Los planes del Gobierno de Bangladesh pasan por trasladar a parte de las personas refugiadas a una isla deshabitada que se localiza en el Golfo de Bengala, pero diversas organizaciones ya han alertado de que esta isla puede convertirse en un centro de detención. Es necesario exigir su retorno a Myanmar, el país de donde salieron, y que este regreso cuente con la total garantía de que los rohingyas no sufrirán represalias.

En cualquier conflicto, la distancia física marca una distancia emocional inaceptable. Ninguna sociedad debería permanecer impasible ante la magnitud de las cifras de personas que están llegando a Cox’s Bazar sin nada, excepto el miedo. De ellas, más de 3.500 son niñas y niños solos que han hecho su proceso migratorio sin ningún familiar que les acompañe y, por lo tanto, que les proteja. Cuando llegan a este campamento, la situación no es mucho mejor. Las condiciones higiénicas son deplorables y las enfermedades como la difteria, el sarampión o el cólera se propagan con facilidad entre quienes tienen menos posibilidades de superarlas: los más pequeños.
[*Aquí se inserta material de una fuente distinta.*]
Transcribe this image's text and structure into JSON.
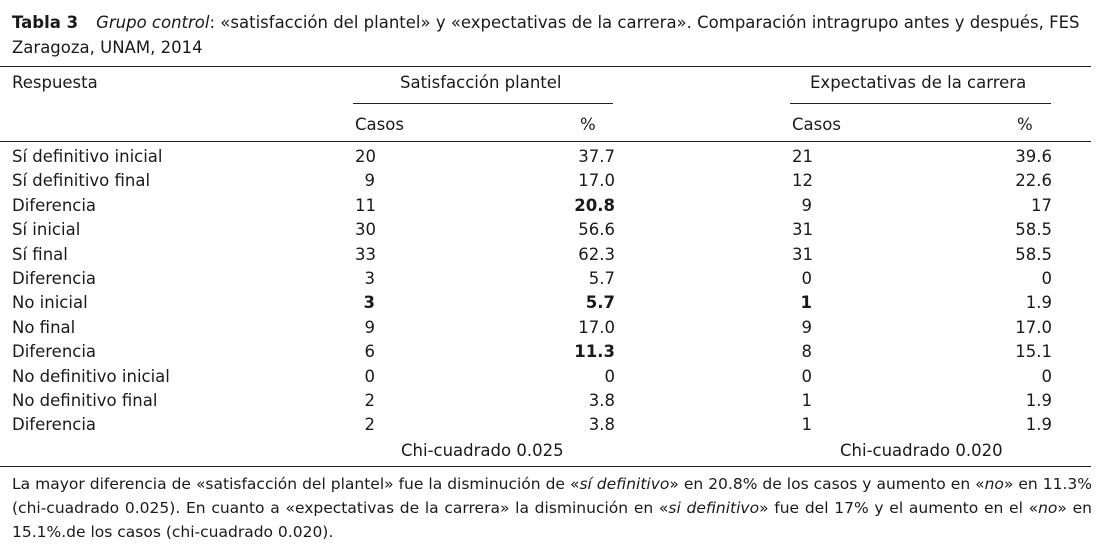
{
  "caption": {
    "label": "Tabla 3",
    "italic": "Grupo control",
    "rest": ": «satisfacción del plantel» y «expectativas de la carrera». Comparación intragrupo antes y después, FES Zaragoza, UNAM, 2014"
  },
  "headers": {
    "respuesta": "Respuesta",
    "group1": "Satisfacción plantel",
    "group2": "Expectativas de la carrera",
    "casos": "Casos",
    "pct": "%"
  },
  "rows": [
    {
      "label": "Sí definitivo inicial",
      "c1": "20",
      "p1": "37.7",
      "c2": "21",
      "p2": "39.6"
    },
    {
      "label": "Sí definitivo final",
      "c1": "9",
      "p1": "17.0",
      "c2": "12",
      "p2": "22.6"
    },
    {
      "label": "Diferencia",
      "c1": "11",
      "p1": "20.8",
      "c2": "9",
      "p2": "17"
    },
    {
      "label": "Sí inicial",
      "c1": "30",
      "p1": "56.6",
      "c2": "31",
      "p2": "58.5"
    },
    {
      "label": "Sí final",
      "c1": "33",
      "p1": "62.3",
      "c2": "31",
      "p2": "58.5"
    },
    {
      "label": "Diferencia",
      "c1": "3",
      "p1": "5.7",
      "c2": "0",
      "p2": "0"
    },
    {
      "label": "No inicial",
      "c1": "3",
      "p1": "5.7",
      "c2": "1",
      "p2": "1.9"
    },
    {
      "label": "No final",
      "c1": "9",
      "p1": "17.0",
      "c2": "9",
      "p2": "17.0"
    },
    {
      "label": "Diferencia",
      "c1": "6",
      "p1": "11.3",
      "c2": "8",
      "p2": "15.1"
    },
    {
      "label": "No definitivo inicial",
      "c1": "0",
      "p1": "0",
      "c2": "0",
      "p2": "0"
    },
    {
      "label": "No definitivo final",
      "c1": "2",
      "p1": "3.8",
      "c2": "1",
      "p2": "1.9"
    },
    {
      "label": "Diferencia",
      "c1": "2",
      "p1": "3.8",
      "c2": "1",
      "p2": "1.9"
    }
  ],
  "chi": {
    "group1": "Chi-cuadrado 0.025",
    "group2": "Chi-cuadrado 0.020"
  },
  "note": {
    "p1": "La mayor diferencia de «satisfacción del plantel» fue la disminución de «",
    "i1": "sí definitivo",
    "p2": "» en 20.8% de los casos y aumento en «",
    "i2": "no",
    "p3": "» en 11.3% (chi-cuadrado 0.025). En cuanto a «expectativas de la carrera» la disminución en «",
    "i3": "si definitivo",
    "p4": "» fue del 17% y el aumento en el «",
    "i4": "no",
    "p5": "» en 15.1%.de los casos (chi-cuadrado 0.020)."
  }
}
Las familias se han visto obligadas a construir endebles viviendas de bambú y plástico cuya resistencia frente al temido monzón está en duda. Se desconoce la intensidad de las lluvias, pero nunca es escasa. Las madres lloran porque sus hijas e hijos ya duermen sobre el barro y tienen miedo de lo que pueda venir. Los bebés han de acomodarse en frágiles cunas improvisadas con las escasas telas a mano y que a duras penas aguantan amarradas a los techos de los chamizos en los que hacen por mantener una rutina que es tan dura como injusta.
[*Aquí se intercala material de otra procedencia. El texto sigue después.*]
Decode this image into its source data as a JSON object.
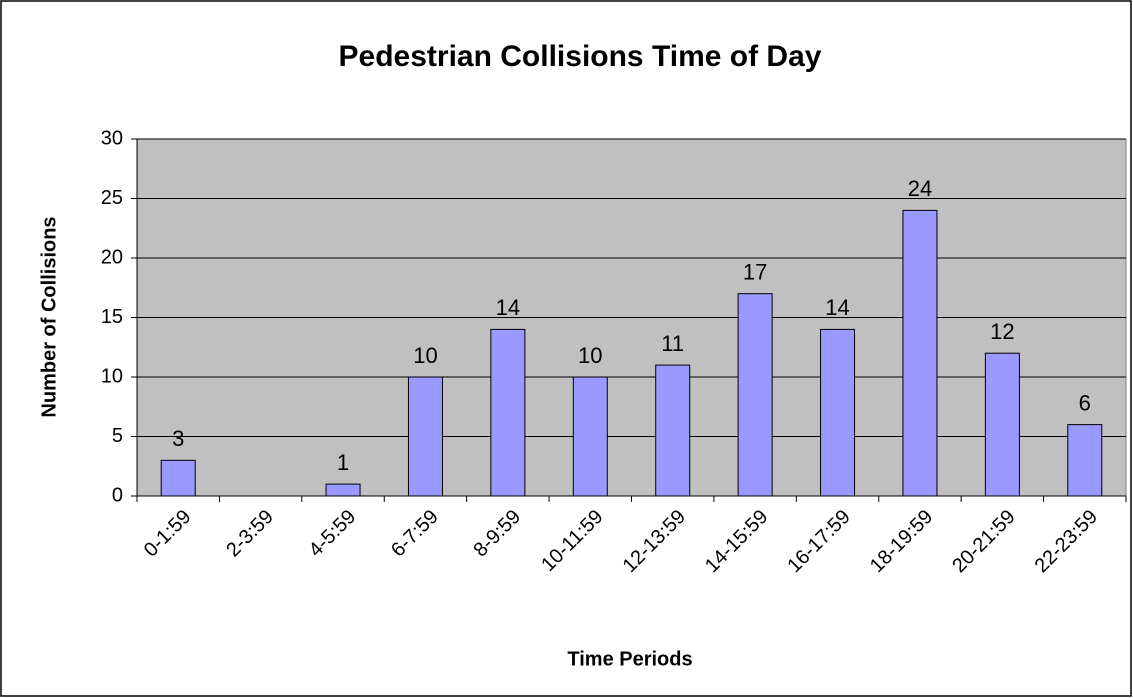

Los gritos de silencio del pueblo rohingya nos quedan lejos, pero no podemos dejar de escucharlos. Nuestra campaña #TienenNombre busca ponerles voz para que este éxodo masivo no caiga en el olvido, como antes sucedió con otros muchos. Los rohingyas han sufrido 36 años de persecución desde que el Gobierno birmano les retiró su ciudadanía y, con ella, sus derechos. Es momento de que el mundo les oiga.